Elca Rubinstein, 73 anos, passou a se dedicar ao assunto com sua aposentadoria e um novo olhar sobre o envelhecimento.

“Trabalhava no Banco Mundial, em Washington D.C., e, quando me aposentei, voltei para o Brasil e disse: ‘Chega! Agora começa meu terceiro ato e vou vivê-lo de forma diferente’. Resolvi, então, aos 60 anos, me preparar para o meu envelhecimento. Trabalhei minha espiritualidade, me apaixonei pela ideia do envelhecimento inteligente e, como parte dessa aceitação, parei de pintar o cabelo”, diz.

A economista também se envolveu em estudos sobre a morte, fez cursos e queria aprender a lidar bem com a finitude da vida. “Descobri que esse momento pode ser lindo e precioso. Minha ideia de envelhecer e morrer foi assumindo ares menos trágicos à medida que fui ressignificando essas coisas.”

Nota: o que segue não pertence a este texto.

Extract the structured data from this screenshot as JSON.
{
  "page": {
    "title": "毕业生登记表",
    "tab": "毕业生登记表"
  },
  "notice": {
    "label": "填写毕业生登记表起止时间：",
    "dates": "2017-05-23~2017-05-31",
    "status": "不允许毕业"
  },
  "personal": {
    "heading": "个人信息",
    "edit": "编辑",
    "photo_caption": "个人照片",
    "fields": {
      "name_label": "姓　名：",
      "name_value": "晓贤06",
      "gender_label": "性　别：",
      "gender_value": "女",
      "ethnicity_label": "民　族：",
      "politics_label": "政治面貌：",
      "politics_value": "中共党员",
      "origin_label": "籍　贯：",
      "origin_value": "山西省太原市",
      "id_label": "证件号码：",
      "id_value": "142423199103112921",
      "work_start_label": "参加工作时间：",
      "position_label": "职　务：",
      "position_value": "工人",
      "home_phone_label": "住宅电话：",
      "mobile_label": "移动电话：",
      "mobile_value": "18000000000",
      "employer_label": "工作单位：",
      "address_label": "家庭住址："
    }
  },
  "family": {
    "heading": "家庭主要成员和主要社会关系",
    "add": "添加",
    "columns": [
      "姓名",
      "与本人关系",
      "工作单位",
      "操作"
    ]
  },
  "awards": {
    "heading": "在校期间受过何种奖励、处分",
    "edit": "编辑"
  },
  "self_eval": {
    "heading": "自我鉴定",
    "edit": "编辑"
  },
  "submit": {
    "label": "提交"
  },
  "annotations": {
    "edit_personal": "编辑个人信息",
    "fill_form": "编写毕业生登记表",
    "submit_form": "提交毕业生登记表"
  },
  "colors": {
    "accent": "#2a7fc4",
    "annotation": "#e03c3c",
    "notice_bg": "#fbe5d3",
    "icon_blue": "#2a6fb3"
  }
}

Assim, Rubinstein decidiu implementar no Brasil o projeto Death Café Sampa, um encontro para falar sobre morte. Os estudos sobre o tema levaram a economista ao curso de doula da morte, nos EUA —o Brasil ainda não tem formação voltada a essa profissão. “Foi maravilhoso aprender a auxiliar, saber o que conversar quando a pessoa está se aproximando da morte, o que você tem a oferecer para ajudá-la a enfrentar esse final.”

Quando voltou ao Brasil, no entanto, Rubinsten pensou em trabalhar como voluntária, mas não conseguiu espaço em nenhum hospital com que fez contato. O trabalho das doulas ainda é pouco conhecido e discutir questões relacionadas à morte não faz parte da cultura brasileira. Os próprios cuidados paliativos ainda são vistos com desconfiança por pacientes e familiares.

A economista, porém, quer seguir colocando o assunto em debate. Nos EUA, soube de uma instituição chamada NODA (sigla de No One Dies Alone, ou ninguém morre sozinho), que trabalha com voluntários —muitos têm formação de doulas da morte, mas não é necessário— e que tem como objetivo não deixar que as pessoas morram sem acolhimento. Podem sentar-se ao seu lado e ler uma poesia, cantar uma música, ou simplesmente segurar sua mão. Ela espera conseguir implementar o programa no Brasil.

A geriatra Ana Claudia Quintana Arantes, que tem especialização em cuidados paliativos e escreveu o livro “A Morte É um Dia que Vale a Pena Viver”, diz que não acredita que o trabalho de doulas possa se estabelecer a curto prazo no Brasil. “Não temos coragem, condição nem capacidade de estar ao lado dos nosso próprios familiares nesse momento, então acho difícil que alguém pague por isso”, diz.

No entanto, ela acredita que a formação de doula seria valiosa para os estudantes da área da saúde e para qualquer um que quisesse aprender como é estar ao lado de alguém que está morrendo.

Daniela Achette, psicóloga da equipe de cuidados paliativos do Hospital Sírio-Libanês, lembra que o amparo no fim de vida alivia o sofrimento de todos.

“E o trabalho das doulas tem a ver com essa permanência ao lado do paciente e da família, dando suporte nesse processo de luto que já se abriu. Tem algum ritual que possa favorecer essa família? Tem alguma despedida que faça sentido? Quais são as necessidades espirituais? Acaba sendo um espaço de construção de significado, de elaboração e até de planejamento para quem fica e para quem foi.”

Fonte: Jornal Folha de S. Paulo. Reportagem de Débora Miranda.